I use the Nvidia official sample code to test the peer to peer bandwidth one my server and the result is as the following. There is no NVLINK for my server.
Unidirectional P2P=Enabled Bandwidth Matrix (GB/s)
D\D 0 1 2 3 4 5 6 7 8
0 258.57 9.79 9.78 9.80 10.88 10.88 10.83 10.92 10.93
1 9.75 258.75 9.78 9.79 10.96 10.88 10.86 10.91 10.89
2 9.75 9.80 259.23 9.81 10.88 10.94 10.90 10.90 10.89
3 9.77 9.79 9.80 258.09 10.88 10.90 10.86 10.91 10.98
4 10.83 10.87 10.90 10.90 260.24 9.72 9.77 9.75 9.74
5 10.92 10.90 10.97 10.90 9.77 248.33 9.76 9.75 9.76
6 10.87 10.90 10.92 10.92 9.73 9.76 260.74 9.77 9.76
7 10.91 10.89 10.92 10.97 9.75 9.74 9.74 258.64 9.75
8 10.86 10.99 10.93 10.88 9.75 9.78 9.74 9.73 251.02
I also output the gpu topology as the following.

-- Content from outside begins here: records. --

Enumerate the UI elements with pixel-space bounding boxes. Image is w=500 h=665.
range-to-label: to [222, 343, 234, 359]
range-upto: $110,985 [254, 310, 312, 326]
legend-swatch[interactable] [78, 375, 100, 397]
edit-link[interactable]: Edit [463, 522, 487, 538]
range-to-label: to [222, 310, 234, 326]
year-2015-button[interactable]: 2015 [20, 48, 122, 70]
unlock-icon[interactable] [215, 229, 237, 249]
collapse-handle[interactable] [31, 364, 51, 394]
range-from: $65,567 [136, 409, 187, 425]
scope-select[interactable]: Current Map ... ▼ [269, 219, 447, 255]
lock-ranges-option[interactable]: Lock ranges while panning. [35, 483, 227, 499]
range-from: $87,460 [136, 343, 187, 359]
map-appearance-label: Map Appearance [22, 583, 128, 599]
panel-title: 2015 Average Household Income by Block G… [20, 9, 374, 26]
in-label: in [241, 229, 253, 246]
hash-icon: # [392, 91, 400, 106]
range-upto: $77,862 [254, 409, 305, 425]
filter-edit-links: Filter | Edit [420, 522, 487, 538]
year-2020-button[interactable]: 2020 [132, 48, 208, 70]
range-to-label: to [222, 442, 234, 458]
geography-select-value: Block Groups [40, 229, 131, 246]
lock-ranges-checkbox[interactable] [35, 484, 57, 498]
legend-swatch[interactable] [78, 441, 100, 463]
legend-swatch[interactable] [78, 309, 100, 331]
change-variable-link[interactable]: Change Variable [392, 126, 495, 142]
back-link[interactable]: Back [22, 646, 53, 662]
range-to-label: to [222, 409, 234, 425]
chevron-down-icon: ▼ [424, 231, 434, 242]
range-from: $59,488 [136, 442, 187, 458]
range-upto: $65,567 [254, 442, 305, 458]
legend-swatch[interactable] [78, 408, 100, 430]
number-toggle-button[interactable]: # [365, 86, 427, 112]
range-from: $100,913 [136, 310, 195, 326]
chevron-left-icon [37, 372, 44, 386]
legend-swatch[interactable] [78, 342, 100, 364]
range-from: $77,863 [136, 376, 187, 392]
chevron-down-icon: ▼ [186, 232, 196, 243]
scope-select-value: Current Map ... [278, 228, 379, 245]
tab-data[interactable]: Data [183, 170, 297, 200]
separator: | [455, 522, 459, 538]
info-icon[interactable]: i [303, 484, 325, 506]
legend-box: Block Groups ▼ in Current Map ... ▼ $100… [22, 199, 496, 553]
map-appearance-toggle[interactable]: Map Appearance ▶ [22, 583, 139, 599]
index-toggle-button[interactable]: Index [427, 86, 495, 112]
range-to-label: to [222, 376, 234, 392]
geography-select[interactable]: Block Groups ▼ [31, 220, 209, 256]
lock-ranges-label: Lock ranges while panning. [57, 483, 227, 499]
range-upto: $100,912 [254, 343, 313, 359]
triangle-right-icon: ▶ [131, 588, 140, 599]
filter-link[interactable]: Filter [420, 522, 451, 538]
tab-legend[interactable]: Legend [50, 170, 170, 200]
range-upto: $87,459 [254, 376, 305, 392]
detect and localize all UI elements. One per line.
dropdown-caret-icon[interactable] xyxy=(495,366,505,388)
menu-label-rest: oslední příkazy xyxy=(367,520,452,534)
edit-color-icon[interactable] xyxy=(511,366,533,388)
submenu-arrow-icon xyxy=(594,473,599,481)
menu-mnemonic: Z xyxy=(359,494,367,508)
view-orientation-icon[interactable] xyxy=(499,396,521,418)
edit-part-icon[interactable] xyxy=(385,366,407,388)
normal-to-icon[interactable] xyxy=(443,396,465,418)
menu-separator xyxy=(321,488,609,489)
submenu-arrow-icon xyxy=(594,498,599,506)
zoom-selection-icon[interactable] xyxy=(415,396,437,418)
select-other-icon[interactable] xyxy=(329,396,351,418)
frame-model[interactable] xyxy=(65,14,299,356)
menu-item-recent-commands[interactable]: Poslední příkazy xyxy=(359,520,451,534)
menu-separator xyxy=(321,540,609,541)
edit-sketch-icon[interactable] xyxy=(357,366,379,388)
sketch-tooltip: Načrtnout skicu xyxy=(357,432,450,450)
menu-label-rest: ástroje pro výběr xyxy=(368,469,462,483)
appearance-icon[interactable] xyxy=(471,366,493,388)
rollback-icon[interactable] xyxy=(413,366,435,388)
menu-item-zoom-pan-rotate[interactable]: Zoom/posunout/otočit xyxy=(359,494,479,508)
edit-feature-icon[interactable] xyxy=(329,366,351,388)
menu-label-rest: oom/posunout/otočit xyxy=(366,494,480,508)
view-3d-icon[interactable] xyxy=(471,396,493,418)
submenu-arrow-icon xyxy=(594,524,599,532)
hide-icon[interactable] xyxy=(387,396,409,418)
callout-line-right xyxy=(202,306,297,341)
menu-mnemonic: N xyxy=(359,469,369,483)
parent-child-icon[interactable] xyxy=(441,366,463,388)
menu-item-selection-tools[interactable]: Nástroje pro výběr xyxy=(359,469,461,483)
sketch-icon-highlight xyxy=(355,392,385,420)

GPU0 GPU1 GPU2 GPU3 GPU4 GPU5 GPU6 GPU7 GPU8 mlx4_0 CPU Affinity
GPU0 X PIX PIX PIX NODE NODE NODE NODE NODE NODE 0-21
GPU1 PIX X PIX PIX NODE NODE NODE NODE NODE NODE 0-21
GPU2 PIX PIX X PIX NODE NODE NODE NODE NODE NODE 0-21
GPU3 PIX PIX PIX X NODE NODE NODE NODE NODE NODE 0-21
GPU4 NODE NODE NODE NODE X PIX PIX PIX PIX NODE 0-21
GPU5 NODE NODE NODE NODE PIX X PIX PIX PIX NODE 0-21
GPU6 NODE NODE NODE NODE PIX PIX X PIX PIX NODE 0-21
GPU7 NODE NODE NODE NODE PIX PIX PIX X PIX NODE 0-21
GPU8 NODE NODE NODE NODE PIX PIX PIX PIX X NODE 0-21
mlx4_0 NODE NODE NODE NODE NODE NODE NODE NODE NODE X
Apparently, the GPU0-GPU3 are much closer than the rest of GPU cards. However, according to the bandwidth test matrix, it is not what I expect. For example, as for GPU card 0, I think the bandwidth between GPU 0 and GPU 1 should be larger than GPU 0 and GPU 4. I am confused about that.